Step 4: Execute Rendering and Output
After confirming the editing plan, Claude Code automatically executes all editing operations and outputs a complete finished MP4 video.

Real-World Results and Limitations
From the finished product Bonnie demonstrated, Claude Code's auto-edited video already shows considerable usability: pauses and filler are effectively trimmed, subtitle timing is largely accurate, and transitions are smooth. But Bonnie also candidly noted that AI produces a "first draft" — users need to further polish it according to their own requirements.

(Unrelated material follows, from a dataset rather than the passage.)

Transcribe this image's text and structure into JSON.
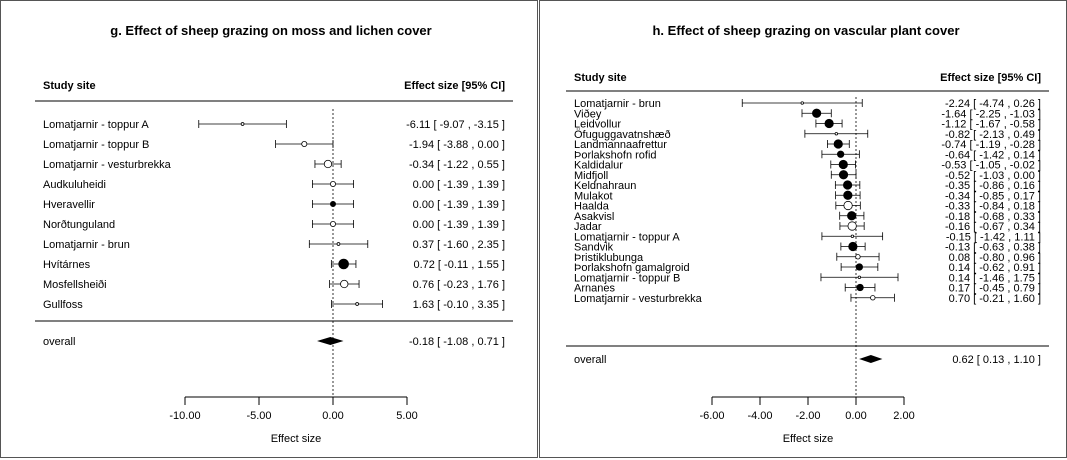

This positioning is spot-on. At the current stage, the value of AI editing isn't in fully replacing human editors, but in:
- Compressing editing time from hours to minutes: The most time-consuming tasks — rough cuts, subtitles, basic transitions — are handled by AI
- Lowering the editing barrier: No need to learn the complex operations of Premiere or Final Cut
- Standardizing output quality: For knowledge-sharing and talking-head videos, AI editing quality is already good enough to publish
Of course, for content requiring fine-tuned pacing, emotional impact, or creative editing (such as vlogs, short films, or ads), pure AI editing still falls short. Editing this type of content is fundamentally an art form — the rhythm, shot selection, and audio-visual synchronization all carry the creator's subjective expressive intent, which is precisely what current AI struggles most to understand and reproduce. But for the vast number of tutorial and sharing-style video creators, this workflow already solves 80% of their pain points.
Looking at industry trends, this "AI handles the rough cut + humans do the fine-tuning" model is likely to become the standard video production workflow of the future. Similar trends have already emerged in writing, design, and programming — AI generates the first draft and handles repetitive work, while humans handle creative decisions and quality control.
Implications for Content Creators
This case demonstrates an important trend: Claude Code is evolving from a "coding tool" into an "intelligent agent that executes complex workflows." It can not only understand natural language instructions but also call external toolchains, plan tasks step by step, and interact with users for confirmation — this is already very close to the working model of a junior editing assistant.
This evolutionary direction is known in the AI field as AI Agent. Unlike traditional AI assistants that can only "answer questions," AI Agents can "execute tasks" — they can autonomously plan steps, call tools, process intermediate results, and adjust strategies based on feedback. Claude Code's performance in the video editing scenario is a textbook example of AI Agents moving from concept to practical application. We can expect more and more professional workflows to be redefined by AI Agents in the future.
For video creators — especially solo creators and small teams — this means a massive productivity boost. Editing work that previously required outsourcing or hours of manual effort can now produce a first draft with a single clear instruction. And as open-source tools and AI capabilities continue to evolve, the quality ceiling of this workflow will keep rising.
What's worth learning isn't just the specific operational steps, but the methodology of collaborating with AI: confirm step by step, plan before executing, and preserve human review checkpoints. These principles apply to the design of all AI-assisted workflows.